Eskalation der Unterdrückung von kritischen Stimmen
Die Festnahme des 31-Jährigen stellt eine Eskalation in den Bemühungen des Kremls dar, vermeintliche Kritiker zum Schweigen zu bringen. Westliche Journalisten sind in Russland mit zunehmenden Einschränkungen konfrontiert. Mitarbeiter westlicher Medien berichten teilweise von Beschattungen - besonders bei Reisen außerhalb der Ballungszentren Moskau und St. Petersburg. Viele Russen zögern, mit ausländischen Medien zu sprechen, da im Zuge der Offensive in der Ukraine strenge Zensurgesetze erlassen wurden.

Auch russische Journalisten zusehends unter Druck
Auch russische Journalisten sehen sich Spionagevorwürfen von russischen Behörden ausgesetzt.
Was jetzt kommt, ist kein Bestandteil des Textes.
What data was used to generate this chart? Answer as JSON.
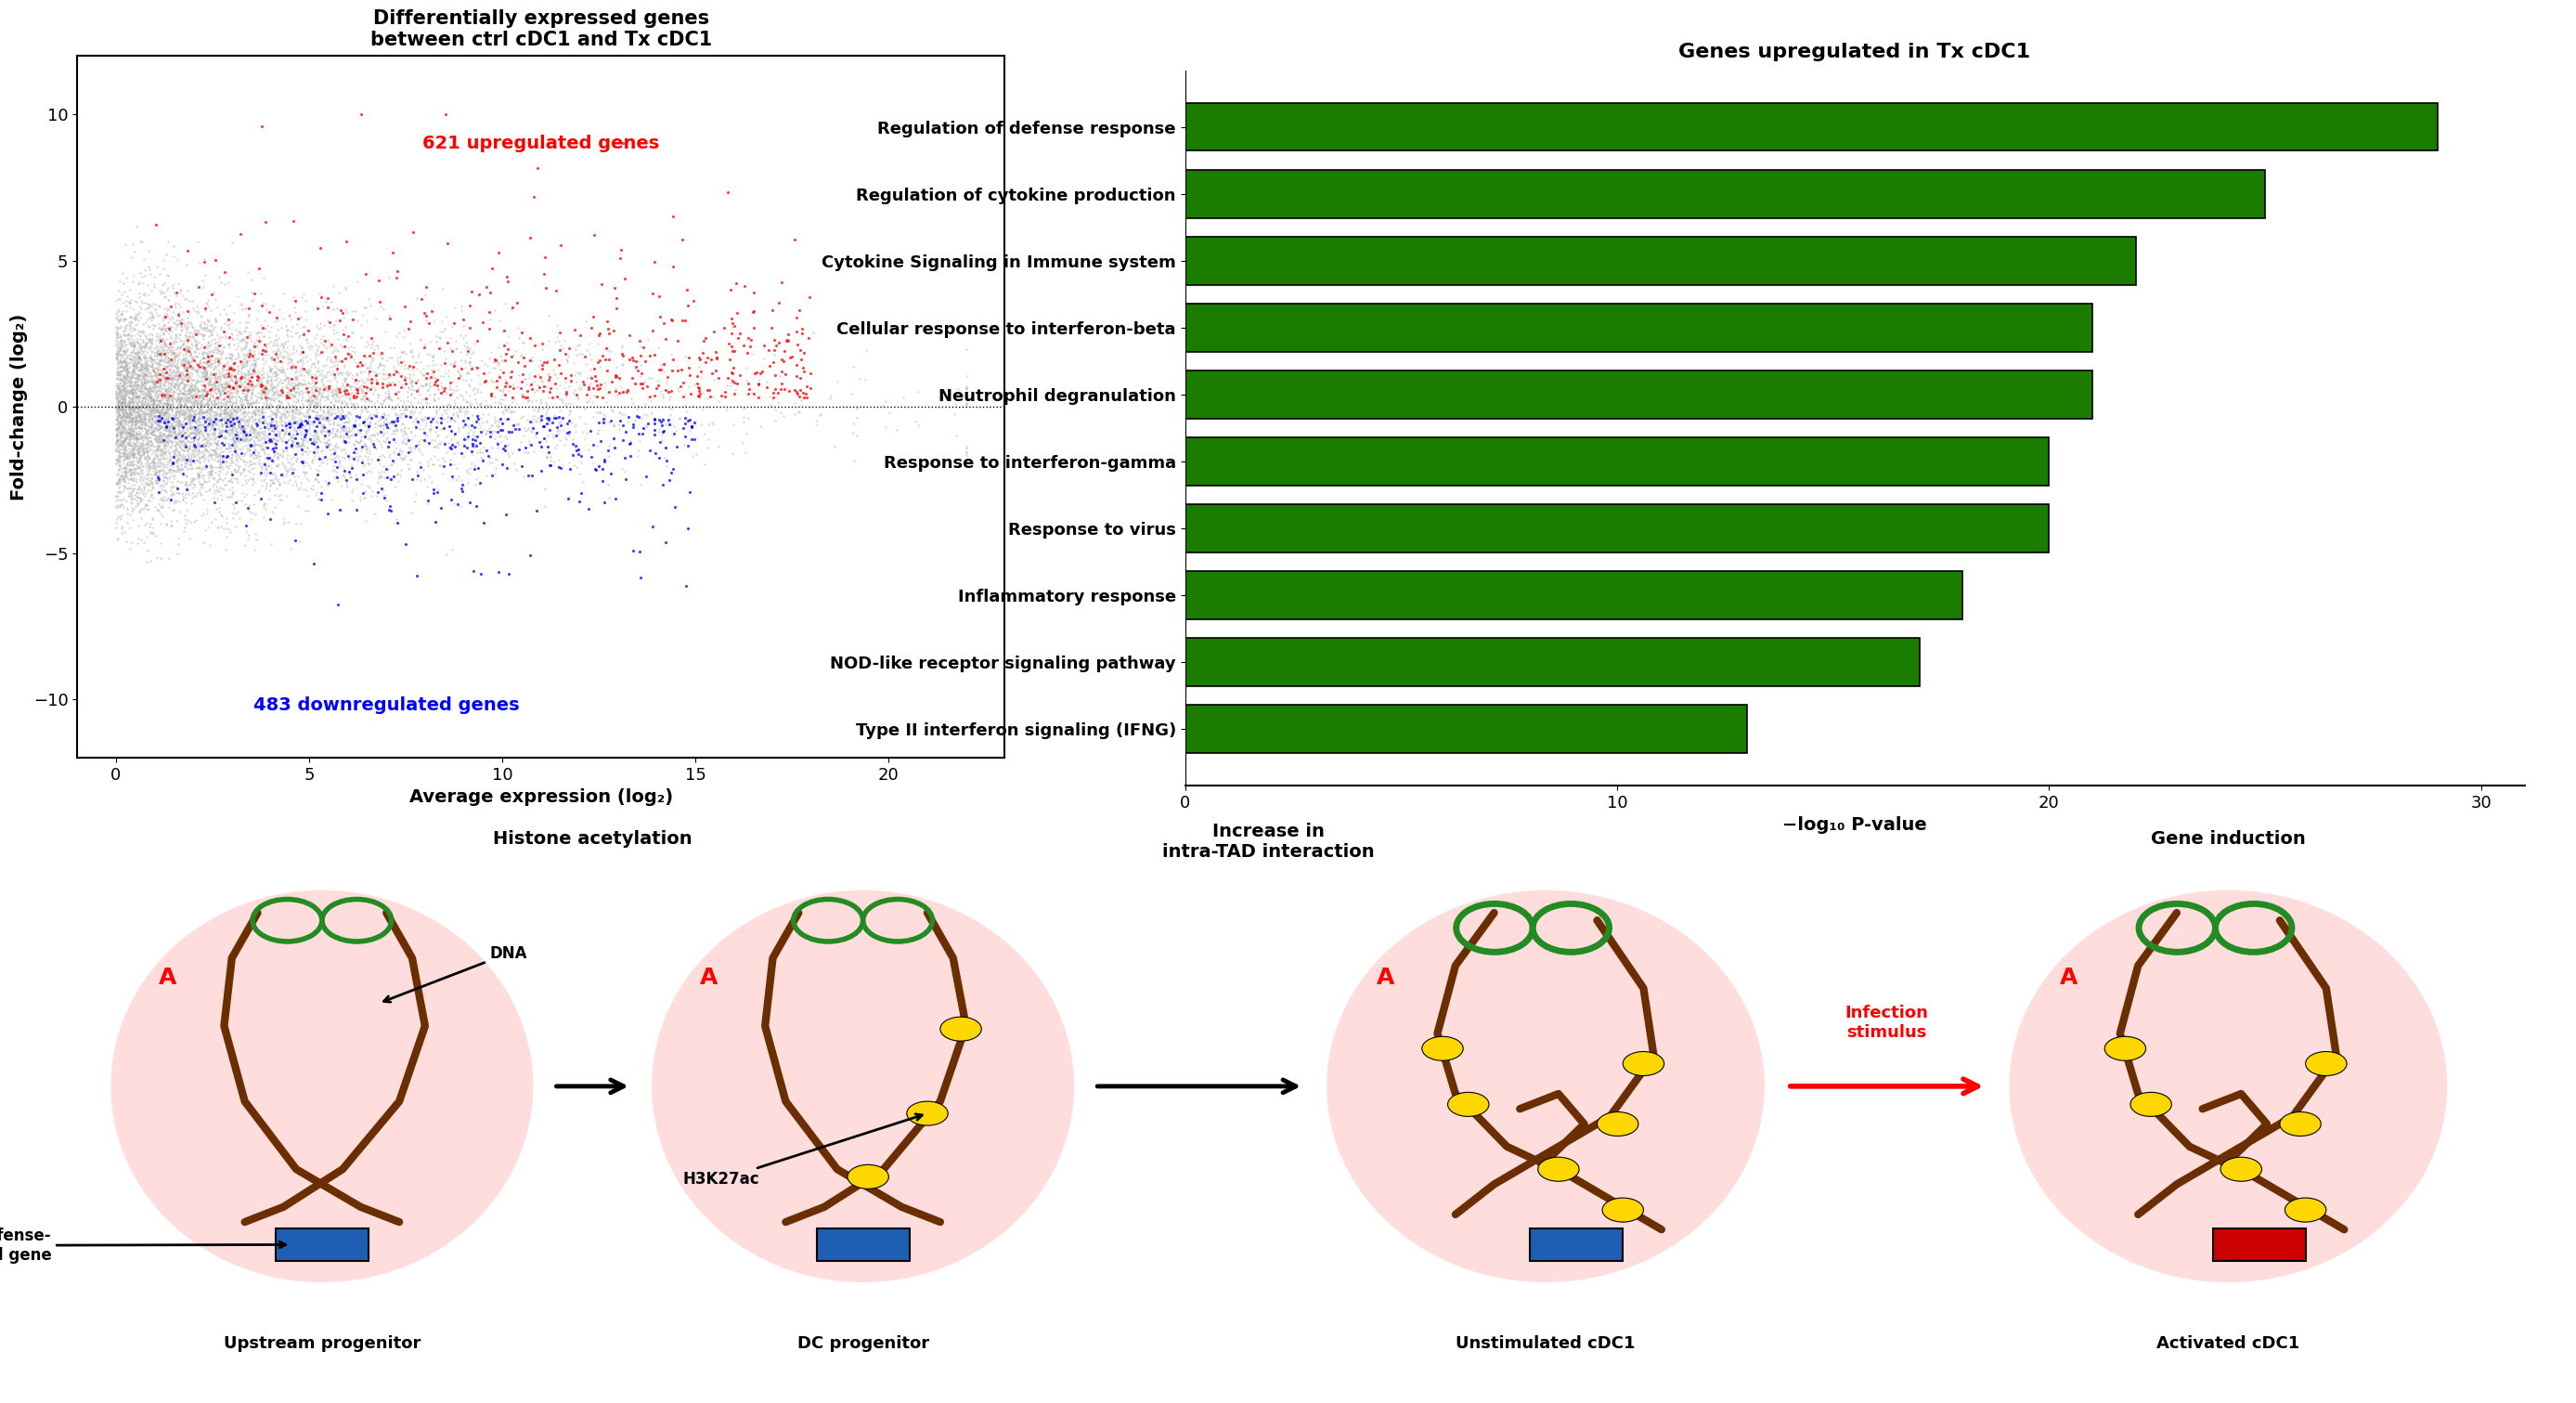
{
  "scatter_title": "Differentially expressed genes\nbetween ctrl cDC1 and Tx cDC1",
  "scatter_xlabel": "Average expression (log₂)",
  "scatter_ylabel": "Fold-change (log₂)",
  "scatter_xlim": [
    -1,
    23
  ],
  "scatter_ylim": [
    -12,
    12
  ],
  "scatter_xticks": [
    0,
    5,
    10,
    15,
    20
  ],
  "scatter_yticks": [
    -10,
    -5,
    0,
    5,
    10
  ],
  "upregulated_label": "621 upregulated genes",
  "downregulated_label": "483 downregulated genes",
  "bar_title": "Genes upregulated in Tx cDC1",
  "bar_xlabel": "−log₁₀ P-value",
  "bar_categories": [
    "Regulation of defense response",
    "Regulation of cytokine production",
    "Cytokine Signaling in Immune system",
    "Cellular response to interferon-beta",
    "Neutrophil degranulation",
    "Response to interferon-gamma",
    "Response to virus",
    "Inflammatory response",
    "NOD-like receptor signaling pathway",
    "Type II interferon signaling (IFNG)"
  ],
  "bar_values": [
    29,
    25,
    22,
    21,
    21,
    20,
    20,
    18,
    17,
    13
  ],
  "bar_color": "#1a7d00",
  "bar_xlim": [
    0,
    31
  ],
  "bar_xticks": [
    0,
    10,
    20,
    30
  ],
  "diagram_cell_labels": [
    "Upstream progenitor",
    "DC progenitor",
    "Unstimulated cDC1",
    "Activated cDC1"
  ],
  "diagram_arrow_titles": [
    "Histone acetylation",
    "Increase in\nintra-TAD interaction",
    "Gene induction"
  ],
  "dna_color": "#6B2E00",
  "loop_color": "#228B22",
  "gold_color": "#FFD700",
  "gene_blue": "#1E5FB3",
  "gene_red": "#CC0000",
  "cell_fill": "#FFDDDD",
  "cell_edge": "#FFBBBB",
  "red_text": "#CC0000"
}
Im vergangenen Jahr wurde der frühere Investigativjournalist Iwan Safronow wegen angeblichen Verrats von Staatsgeheimnissen zu 22 Jahren Haft verurteilt.

„Das Problem ist die Tatsache, dass die Art und Weise, wie der FSB Spionage heute auslegt, bedeutet, dass jeder, der sich einfach nur für militärische Angelegenheiten interessiert, für 20 Jahre inhaftiert werden kann“, erklärte die russische Politologin Tatiana Stanowaja im Onlinedienst Facebook. Dies betreffe auch die „militärische Spezialoperation (in der Ukraine)“ und „private Militärgruppen (wie Wagner)“.

Geisel für Gefangenenaustausch?
Stanowaja zufolge könnte der FSB Gershkovich aber auch als „Geisel“ für einen möglichen Gefangenenaustausch genommen haben. Derzeit sind mehrere US-Bürger in Russland in Haft. Washington und Moskau haben sich gegenseitig beschuldigt, politisch motivierte Festnahmen vorzunehmen. 2020 war der frühere US-Soldat Paul Whelan in Russland zu einer 16-jährigen Haftstrafe wegen des Vorwurfs der „Spionage“ verurteilt worden. Die USA fordern seine Freilassung. Den jüngsten Gefangenenaustausch zwischen Washington und Moskau gab es im vergangenen Dezember. Damals ließ Russland die US-Basketballerin Brittney Griner im Austausch gegen den russischen Waffenhändler Viktor Bout frei.